It's too easy for teens to get prescription meds.
Close to 10 percent of high school seniors have used an addictive, dangerous prescription narcotic within the past year. This is more than 10 times the rate of heroin use. Only tobacco, alcohol, and marijuana are abused more frequently. Many young people wrongly believe that prescription painkillers, even if taken without a prescription, are not addictive and are much safer than street drugs. They also say that prescription drugs are "available everywhere."
Although we don't know how much prescription narcotic drug abuse is fueled by Internet purchases, we can get a sense of their availability by going online. Search engines immediately identify thousands of websites that advertise drugs without prescription and offer to take any major credit card in payment. The reach of the Internet makes it as easy for American teens to buy drugs as it is for them to buy books or music.
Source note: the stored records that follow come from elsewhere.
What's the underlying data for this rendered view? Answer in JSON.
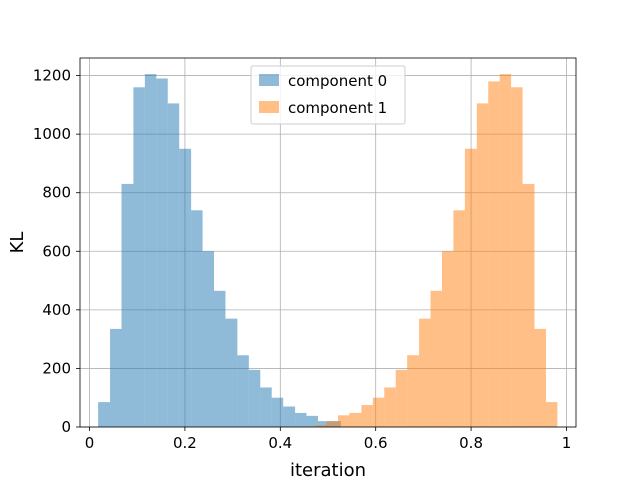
{
  "chart_data": {
    "type": "bar",
    "title": "",
    "xlabel": "iteration",
    "ylabel": "KL",
    "xlim": [
      -0.02,
      1.02
    ],
    "ylim": [
      0,
      1260
    ],
    "grid": true,
    "legend_position": "top-center",
    "xticks": [
      0,
      0.2,
      0.4,
      0.6,
      0.8,
      1
    ],
    "xtick_labels": [
      "0",
      "0.2",
      "0.4",
      "0.6",
      "0.8",
      "1"
    ],
    "yticks": [
      0,
      200,
      400,
      600,
      800,
      1000,
      1200
    ],
    "ytick_labels": [
      "0",
      "200",
      "400",
      "600",
      "800",
      "1000",
      "1200"
    ],
    "series": [
      {
        "name": "component 0",
        "color": "#1f77b4",
        "alpha": 0.5,
        "bins": [
          {
            "x0": 0.018,
            "x1": 0.043,
            "y": 85
          },
          {
            "x0": 0.043,
            "x1": 0.067,
            "y": 335
          },
          {
            "x0": 0.067,
            "x1": 0.092,
            "y": 830
          },
          {
            "x0": 0.092,
            "x1": 0.116,
            "y": 1160
          },
          {
            "x0": 0.116,
            "x1": 0.14,
            "y": 1205
          },
          {
            "x0": 0.14,
            "x1": 0.164,
            "y": 1190
          },
          {
            "x0": 0.164,
            "x1": 0.188,
            "y": 1105
          },
          {
            "x0": 0.188,
            "x1": 0.213,
            "y": 950
          },
          {
            "x0": 0.213,
            "x1": 0.237,
            "y": 740
          },
          {
            "x0": 0.237,
            "x1": 0.261,
            "y": 600
          },
          {
            "x0": 0.261,
            "x1": 0.285,
            "y": 465
          },
          {
            "x0": 0.285,
            "x1": 0.31,
            "y": 370
          },
          {
            "x0": 0.31,
            "x1": 0.334,
            "y": 245
          },
          {
            "x0": 0.334,
            "x1": 0.358,
            "y": 195
          },
          {
            "x0": 0.358,
            "x1": 0.382,
            "y": 135
          },
          {
            "x0": 0.382,
            "x1": 0.406,
            "y": 100
          },
          {
            "x0": 0.406,
            "x1": 0.431,
            "y": 70
          },
          {
            "x0": 0.431,
            "x1": 0.455,
            "y": 48
          },
          {
            "x0": 0.455,
            "x1": 0.479,
            "y": 38
          },
          {
            "x0": 0.479,
            "x1": 0.503,
            "y": 20
          },
          {
            "x0": 0.503,
            "x1": 0.527,
            "y": 20
          }
        ]
      },
      {
        "name": "component 1",
        "color": "#ff7f0e",
        "alpha": 0.5,
        "bins": [
          {
            "x0": 0.473,
            "x1": 0.497,
            "y": 6
          },
          {
            "x0": 0.497,
            "x1": 0.521,
            "y": 20
          },
          {
            "x0": 0.521,
            "x1": 0.545,
            "y": 40
          },
          {
            "x0": 0.545,
            "x1": 0.57,
            "y": 48
          },
          {
            "x0": 0.57,
            "x1": 0.594,
            "y": 75
          },
          {
            "x0": 0.594,
            "x1": 0.618,
            "y": 100
          },
          {
            "x0": 0.618,
            "x1": 0.642,
            "y": 135
          },
          {
            "x0": 0.642,
            "x1": 0.666,
            "y": 195
          },
          {
            "x0": 0.666,
            "x1": 0.691,
            "y": 245
          },
          {
            "x0": 0.691,
            "x1": 0.715,
            "y": 370
          },
          {
            "x0": 0.715,
            "x1": 0.739,
            "y": 465
          },
          {
            "x0": 0.739,
            "x1": 0.763,
            "y": 600
          },
          {
            "x0": 0.763,
            "x1": 0.787,
            "y": 740
          },
          {
            "x0": 0.787,
            "x1": 0.812,
            "y": 950
          },
          {
            "x0": 0.812,
            "x1": 0.836,
            "y": 1105
          },
          {
            "x0": 0.836,
            "x1": 0.86,
            "y": 1180
          },
          {
            "x0": 0.86,
            "x1": 0.884,
            "y": 1205
          },
          {
            "x0": 0.884,
            "x1": 0.908,
            "y": 1160
          },
          {
            "x0": 0.908,
            "x1": 0.933,
            "y": 830
          },
          {
            "x0": 0.933,
            "x1": 0.957,
            "y": 335
          },
          {
            "x0": 0.957,
            "x1": 0.981,
            "y": 85
          }
        ]
      }
    ]
  }
}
If the Internet is not already the primary enabler of this epidemic, it will soon.
Stiffer penalties on the sellers of these drugs will not make an appreciable dent in Internet sales. Most of the websites offering these drugs are hosted outside the United States, with the sellers well beyond the reach of US law enforcement. A site selling Vicodin without a prescription can be created on a computer in Uzbekistan, registered to a business address in Pakistan, and deposit payments to a Cayman Islands bank. The drugs can be produced in a country that doesn't require prescriptions for narcotics. To believe that international law-enforcement cooperation will make this globalized business dangerous for the sellers would be a tragic mistake.